Suppose we have three objects:

```python
>>> o1 = bytes.fromhex("81A17801")
>>> o2 = bytes.fromhex("81A179A3616263")
>>> o3 = bytes.fromhex("C3")
>>> import msgpack
>>> msgpack.loads(o1)
{'x': 1}
>>> msgpack.loads(o2)
{'y': 'abc'}
>>> msgpack.loads(o3)
True
```

But we've packed them together into a stream:

```python
>>> stream = o1 + o2 + o3
```

msgpack-white will let you split this back out into the separate components o1,
o2, and o3, so that they can be decoded individually.

`White` objects have only a single method, `feed`.  You provide a byte string
(or other object supporting the buffer interface).  There are three possible
outcomes:

* The byte string you provided includes the end of an object.  In this case,
  `feed` will return the index into the byte string you provided at which the
  object ends.  The `White` object is automatically reset at this point, so to
  extract further objects, you'll need to re-feed the portion of the string
  after this point.
* The byte string you provided does not include the end of an object.  In this
  case, `feed` returns `None`.  The `White` object remembers everything that
  has been provided to it so far, so when you receive more data, you should
  only `feed` the new data you receive and not repeat any data that has already
  been provided to `feed`.
* The byte string you provided does not represent valid MessagePack data.  In
  this case, a `ValueError` is raised.  Since msgpack-white only does a very
  minimal parse of the data, this is not guaranteed to catch all invalid
  MessagePack messages, but it can catch some.
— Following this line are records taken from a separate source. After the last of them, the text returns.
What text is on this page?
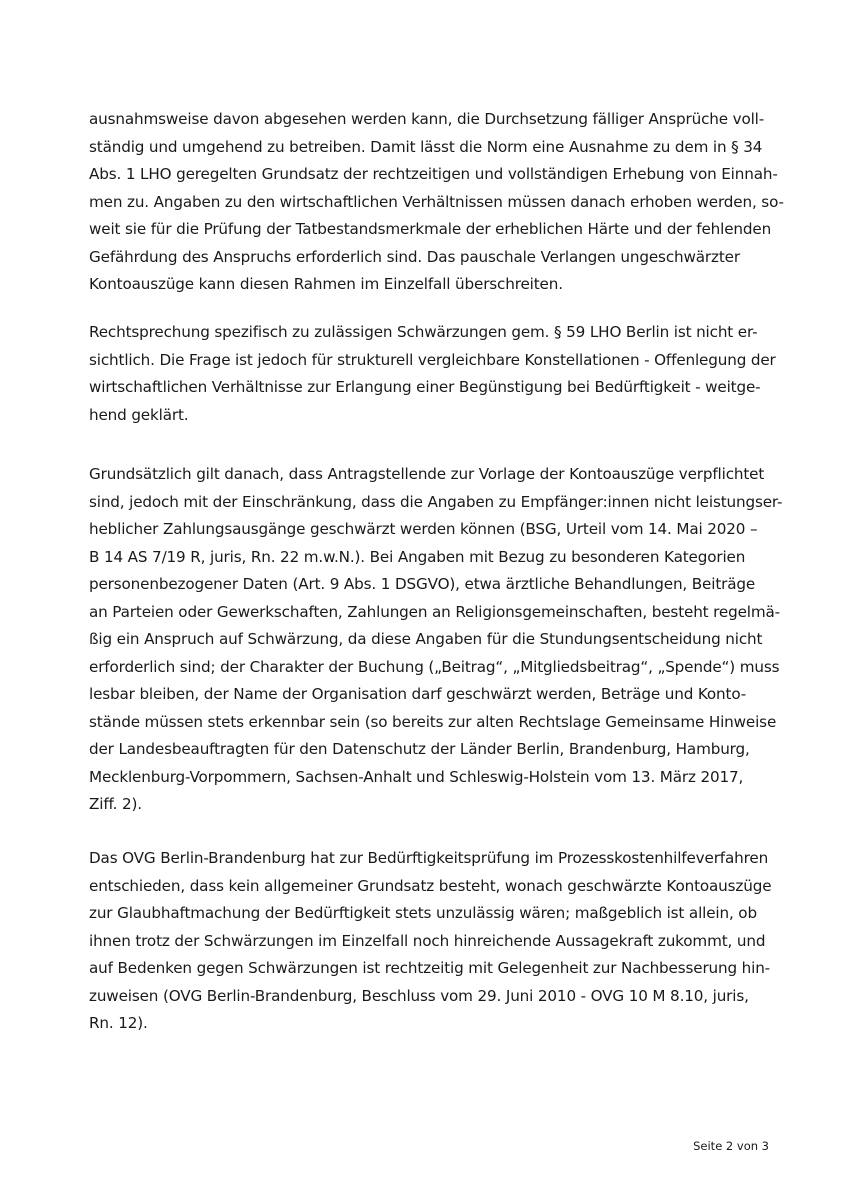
ausnahmsweise davon abgesehen werden kann, die Durchsetzung fälliger Ansprüche voll-
ständig und umgehend zu betreiben. Damit lässt die Norm eine Ausnahme zu dem in § 34
Abs. 1 LHO geregelten Grundsatz der rechtzeitigen und vollständigen Erhebung von Einnah-
men zu. Angaben zu den wirtschaftlichen Verhältnissen müssen danach erhoben werden, so-
weit sie für die Prüfung der Tatbestandsmerkmale der erheblichen Härte und der fehlenden
Gefährdung des Anspruchs erforderlich sind. Das pauschale Verlangen ungeschwärzter
Kontoauszüge kann diesen Rahmen im Einzelfall überschreiten.
Rechtsprechung spezifisch zu zulässigen Schwärzungen gem. § 59 LHO Berlin ist nicht er-
sichtlich. Die Frage ist jedoch für strukturell vergleichbare Konstellationen - Offenlegung der
wirtschaftlichen Verhältnisse zur Erlangung einer Begünstigung bei Bedürftigkeit - weitge-
hend geklärt.
Grundsätzlich gilt danach, dass Antragstellende zur Vorlage der Kontoauszüge verpflichtet
sind, jedoch mit der Einschränkung, dass die Angaben zu Empfänger:innen nicht leistungser-
heblicher Zahlungsausgänge geschwärzt werden können (BSG, Urteil vom 14. Mai 2020 –
B 14 AS 7/19 R, juris, Rn. 22 m.w.N.). Bei Angaben mit Bezug zu besonderen Kategorien
personenbezogener Daten (Art. 9 Abs. 1 DSGVO), etwa ärztliche Behandlungen, Beiträge
an Parteien oder Gewerkschaften, Zahlungen an Religionsgemeinschaften, besteht regelmä-
ßig ein Anspruch auf Schwärzung, da diese Angaben für die Stundungsentscheidung nicht
erforderlich sind; der Charakter der Buchung („Beitrag“, „Mitgliedsbeitrag“, „Spende“) muss
lesbar bleiben, der Name der Organisation darf geschwärzt werden, Beträge und Konto-
stände müssen stets erkennbar sein (so bereits zur alten Rechtslage Gemeinsame Hinweise
der Landesbeauftragten für den Datenschutz der Länder Berlin, Brandenburg, Hamburg,
Mecklenburg-Vorpommern, Sachsen-Anhalt und Schleswig-Holstein vom 13. März 2017,
Ziff. 2).
Das OVG Berlin-Brandenburg hat zur Bedürftigkeitsprüfung im Prozesskostenhilfeverfahren
entschieden, dass kein allgemeiner Grundsatz besteht, wonach geschwärzte Kontoauszüge
zur Glaubhaftmachung der Bedürftigkeit stets unzulässig wären; maßgeblich ist allein, ob
ihnen trotz der Schwärzungen im Einzelfall noch hinreichende Aussagekraft zukommt, und
auf Bedenken gegen Schwärzungen ist rechtzeitig mit Gelegenheit zur Nachbesserung hin-
zuweisen (OVG Berlin-Brandenburg, Beschluss vom 29. Juni 2010 - OVG 10 M 8.10, juris,
Rn. 12).
Seite 2 von 3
Let's say that our `stream` was broken up into 4 pieces of 3 bytes each:

```python
>>> p1 = stream[:3]
>>> p2 = stream[3:6]
>>> p3 = stream[6:9]
>>> p4 = stream[9:]
```

You feed data in piece-by-piece.  (Note that pieces need not all be the same
size; this is just an example.)

```python
>>> w.feed(p1)
```

`feed` first returned `None`.  This means that `p1` contains the prefix of an
object, not a complete object.

```python
>>> w.feed(p2)
1
```

`feed` returned 1 for `p2`.  This means that `p1 + p2[:1]` represents a valid
object, and indeed it does:

```python
>>> msgpack.loads(p1 + p2[:1])
{'x': 1}
```

To decode the next object, we need to start by feeding the remainder of `p2`
in:

```python
>>> w.feed(p2[1:])
```

We get `None`, so there is no end of an object here.  Same for `p3`, but not
`p4`:

```python
>>> w.feed(p3)
>>> w.feed(p4)
2
```

Hence, the next object is `p2[1:] + p3 + p4[:2]`:

```python
>>> w.feed(p2[1:] + p3 + p4[:2])
{'y': 'abc'}
```

Then to extract the last object:

```python
>>> w.feed(p4[2:])
1
```

Hence `p4[2:][:1]` is the last object:

```python
>>> msgpack.decode(p4[2:][:1])
True
```

If there was an error in the stream, we'd get a `ValueError`:

```python
>>> w.feed(b"\xC1")
Traceback (most recent call last):
  File "<stdin>", line 1, in <module>
ValueError: Invalid MessagePack message
```

msgpack-white is completely agnostic to whichever library you use to eventually
decode your MessagePack data.  You can use it with the official msgpack Python
library, the MessagePack implementation inside msgspec, or no library at all if
you simply care about splitting valid MessagePack messages out of a stream.